Ce qui frappe surtout, c’est l’optimisme dont elle peut faire preuve, envers les générations futures, envers l’humain, envers tous ceux en qui nous avons pu perdre foi. Malgré tout, tout ce qui a pu se passer, tout ce que l’on peut voir, tout ce que l’on peut entendre, tout ce que l’on peut ressentir, elle reste follement et sublimement persuadée que nous réussiront à dépasser cette horreur et à sauver ce navire en déperdition constante. Cet élan d’enthousiasme revigorant redonne espoir en l’humanité.

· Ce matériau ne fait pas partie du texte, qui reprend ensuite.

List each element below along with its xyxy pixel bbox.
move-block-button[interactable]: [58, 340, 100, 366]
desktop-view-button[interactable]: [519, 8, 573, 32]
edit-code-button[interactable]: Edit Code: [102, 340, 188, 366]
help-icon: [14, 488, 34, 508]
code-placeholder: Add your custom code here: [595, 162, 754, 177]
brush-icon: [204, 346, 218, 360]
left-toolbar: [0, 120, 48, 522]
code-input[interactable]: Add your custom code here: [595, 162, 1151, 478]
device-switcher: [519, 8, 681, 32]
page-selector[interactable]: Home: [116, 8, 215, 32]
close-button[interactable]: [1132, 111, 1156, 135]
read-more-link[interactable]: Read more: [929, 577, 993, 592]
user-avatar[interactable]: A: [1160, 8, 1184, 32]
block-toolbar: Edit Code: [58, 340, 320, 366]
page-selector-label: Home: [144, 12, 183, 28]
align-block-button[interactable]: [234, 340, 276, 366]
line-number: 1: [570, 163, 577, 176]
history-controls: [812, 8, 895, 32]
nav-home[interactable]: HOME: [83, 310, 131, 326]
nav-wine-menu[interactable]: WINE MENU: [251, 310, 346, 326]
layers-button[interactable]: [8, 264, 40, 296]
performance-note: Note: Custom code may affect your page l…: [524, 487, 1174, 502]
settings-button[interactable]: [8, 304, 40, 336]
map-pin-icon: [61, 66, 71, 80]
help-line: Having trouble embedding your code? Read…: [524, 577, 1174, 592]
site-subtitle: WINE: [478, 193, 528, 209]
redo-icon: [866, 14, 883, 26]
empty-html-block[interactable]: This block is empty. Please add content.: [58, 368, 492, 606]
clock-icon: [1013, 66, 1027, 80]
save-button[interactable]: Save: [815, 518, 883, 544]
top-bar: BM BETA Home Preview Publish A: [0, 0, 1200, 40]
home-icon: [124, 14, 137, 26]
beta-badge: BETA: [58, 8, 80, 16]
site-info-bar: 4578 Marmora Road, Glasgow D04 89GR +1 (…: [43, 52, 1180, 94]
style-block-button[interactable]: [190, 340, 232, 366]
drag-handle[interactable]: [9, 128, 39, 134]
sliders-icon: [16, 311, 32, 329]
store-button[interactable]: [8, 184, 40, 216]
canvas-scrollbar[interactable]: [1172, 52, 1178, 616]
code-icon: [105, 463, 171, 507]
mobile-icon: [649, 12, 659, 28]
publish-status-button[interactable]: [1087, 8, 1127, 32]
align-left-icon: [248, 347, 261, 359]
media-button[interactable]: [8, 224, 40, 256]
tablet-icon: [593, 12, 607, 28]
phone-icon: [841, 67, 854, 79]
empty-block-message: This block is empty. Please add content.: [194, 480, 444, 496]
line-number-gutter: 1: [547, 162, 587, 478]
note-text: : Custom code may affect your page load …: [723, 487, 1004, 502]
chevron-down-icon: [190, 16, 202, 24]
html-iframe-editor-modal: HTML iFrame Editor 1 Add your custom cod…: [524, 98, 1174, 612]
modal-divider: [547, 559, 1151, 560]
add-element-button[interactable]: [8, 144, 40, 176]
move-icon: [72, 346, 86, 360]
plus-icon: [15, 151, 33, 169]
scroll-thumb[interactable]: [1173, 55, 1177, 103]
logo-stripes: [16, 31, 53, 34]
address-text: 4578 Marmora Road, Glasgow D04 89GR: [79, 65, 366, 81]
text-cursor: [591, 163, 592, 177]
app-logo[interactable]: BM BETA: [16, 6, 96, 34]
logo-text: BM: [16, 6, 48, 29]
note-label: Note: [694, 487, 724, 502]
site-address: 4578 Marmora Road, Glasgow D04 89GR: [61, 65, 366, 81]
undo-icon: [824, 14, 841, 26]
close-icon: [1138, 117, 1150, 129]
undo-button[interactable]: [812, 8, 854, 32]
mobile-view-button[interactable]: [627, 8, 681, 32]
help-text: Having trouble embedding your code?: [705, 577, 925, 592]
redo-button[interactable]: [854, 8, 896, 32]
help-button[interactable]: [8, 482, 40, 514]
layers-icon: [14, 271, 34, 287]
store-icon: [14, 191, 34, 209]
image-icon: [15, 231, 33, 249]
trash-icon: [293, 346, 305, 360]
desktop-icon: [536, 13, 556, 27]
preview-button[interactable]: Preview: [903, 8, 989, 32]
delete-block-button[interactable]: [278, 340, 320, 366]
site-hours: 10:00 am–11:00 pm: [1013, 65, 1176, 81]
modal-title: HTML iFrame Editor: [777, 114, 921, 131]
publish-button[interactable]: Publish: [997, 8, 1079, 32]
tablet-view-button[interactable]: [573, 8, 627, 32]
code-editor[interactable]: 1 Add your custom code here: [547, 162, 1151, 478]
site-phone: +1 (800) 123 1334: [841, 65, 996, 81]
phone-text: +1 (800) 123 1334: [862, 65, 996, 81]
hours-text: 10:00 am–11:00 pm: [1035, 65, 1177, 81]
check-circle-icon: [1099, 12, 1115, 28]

Ainsi est-il aisé de se souvenir que le drapeau aux trois couleurs fut, à sa naissance, l’emblème de la révolte contre l’oppression et l’inégalité, la bannière de l’espoir d’une société meilleure, l’étendard des valeurs éternelles qu’il faut chaque jour reconquérir : fraternité, égalité, liberté.

Le tout, systématiquement enrobé dans un vocabulaire finement choisi, toujours approprié, dans un style choyé, agréable à lire. Certes, les mots ne sont pas toujours évidents, on rencontre oecuménisme, engeance, entropie, déshérence, eschatologique, dont le sens peut parfois nous être inconnu. Certains estimeront que pour un livre soit disant destiné aux jeunes, l’emploi d’un tel jargon ne serait pas adapté. Cependant la lecture ne consiste pas qu’en le fait de marcher sur des sentiers battus. C’est aussi parfois s’aventurer sur des terres inconnus, chercher le sens d’un mot dans le dictionnaire n’a jamais tué personne et il est d’autant plus agréable de se divertir en apprenant dans le même temps.

Le livre de Christiane Taubira se trouve en définitive être un merveilleux ouvrage, rempli de tolérance, de valeurs, de beauté, de nouveauté, de liberté, d’égalité, de fraternité.